Tryphena Hewett

Personal information
- Nationality: Australian
- Born: 22 October 2005 (age 20)

Sport
- Sport: Athletics
- Event: Pole vault

Medal record
Women's athletics
Representing Australia
World U20 Championships
| Bronze medal – third place | 2024 Lima | Pole vault |

= Tryphena Hewett =

Australian athlete (born 2005)

Tryphena Hewett (born 22 October 2005) is an Australian pole vaulter. She was a bronze medalist at the 2024 World Athletics U20 Championships.

==Early life==
She attended Heights School in Adelaide before attending University of South Australia.

==Career==
In January 2024, she made two qualifying jumps for the U20 World Championships in the pole vault. That month, she also cleared 1.80 metres in the high jump. She won the pole vault at the Adelaide Invitational in 2024 despite competing as a junior with a height of 4.20 metres. She won the Australian U20 Championships in the pole vault in April 2024.

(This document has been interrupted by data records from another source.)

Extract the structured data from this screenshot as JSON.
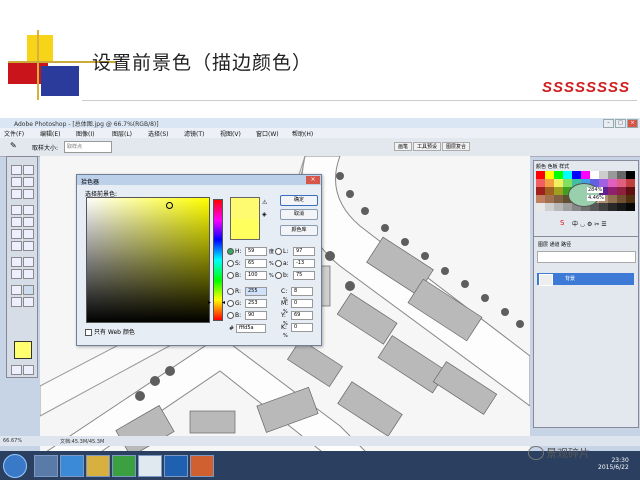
{
  "slide": {
    "title": "设置前景色（描边颜色）",
    "brand": "SSSSSSSS"
  },
  "photoshop": {
    "window_title": "Adobe Photoshop - [总体图.jpg @ 66.7%(RGB/8)]",
    "menu": [
      "文件(F)",
      "编辑(E)",
      "图像(I)",
      "图层(L)",
      "选择(S)",
      "滤镜(T)",
      "视图(V)",
      "窗口(W)",
      "帮助(H)"
    ],
    "options_label": "取样大小:",
    "options_select": "取样点",
    "workspace_tabs": [
      "画笔",
      "工具预设",
      "图层复合"
    ],
    "status_zoom": "66.67%",
    "status_doc": "文档:45.3M/45.3M"
  },
  "color_picker": {
    "title": "拾色器",
    "close": "×",
    "subtitle": "选择前景色:",
    "buttons": [
      "确定",
      "取消",
      "颜色库"
    ],
    "fields": [
      {
        "key": "H:",
        "value": "59",
        "unit": "度",
        "selected": true
      },
      {
        "key": "S:",
        "value": "65",
        "unit": "%",
        "selected": false
      },
      {
        "key": "B:",
        "value": "100",
        "unit": "%",
        "selected": false
      },
      {
        "key": "R:",
        "value": "255",
        "unit": "",
        "selected": false
      },
      {
        "key": "G:",
        "value": "253",
        "unit": "",
        "selected": false
      },
      {
        "key": "B:",
        "value": "90",
        "unit": "",
        "selected": false
      }
    ],
    "lab": [
      {
        "key": "L:",
        "value": "97"
      },
      {
        "key": "a:",
        "value": "-13"
      },
      {
        "key": "b:",
        "value": "75"
      }
    ],
    "cmyk": [
      {
        "key": "C:",
        "value": "8",
        "unit": "%"
      },
      {
        "key": "M:",
        "value": "0",
        "unit": "%"
      },
      {
        "key": "Y:",
        "value": "69",
        "unit": "%"
      },
      {
        "key": "K:",
        "value": "0",
        "unit": "%"
      }
    ],
    "hex_label": "#",
    "hex": "fffd5a",
    "web_only": "只有 Web 颜色",
    "warn_icon": "warning-icon",
    "cube_icon": "web-cube-icon",
    "fg_color": "#fffd5a"
  },
  "swatches_panel": {
    "tabs": "颜色 色板 样式",
    "hue_value": "284%",
    "sat_value": "4.46%"
  },
  "layers_panel": {
    "tabs": "图层 通道 路径",
    "layer_name": "背景"
  },
  "taskbar": {
    "time": "23:30",
    "date": "2015/6/22"
  },
  "watermark": "景观碎片"
}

In August 2024, she won a bronze medal in the pole vault at the 2024 World Athletics U20 Championships in Lima, Peru, with a jump of 4.15 metres.

She increased her personal best to 4.25 metres at the Perth Classic on 1 March 2025. She was selected for the 2025 Summer World University Games in Germany, placing eighth in the final. Hewett won the Australian Short Track Championships in February 2026.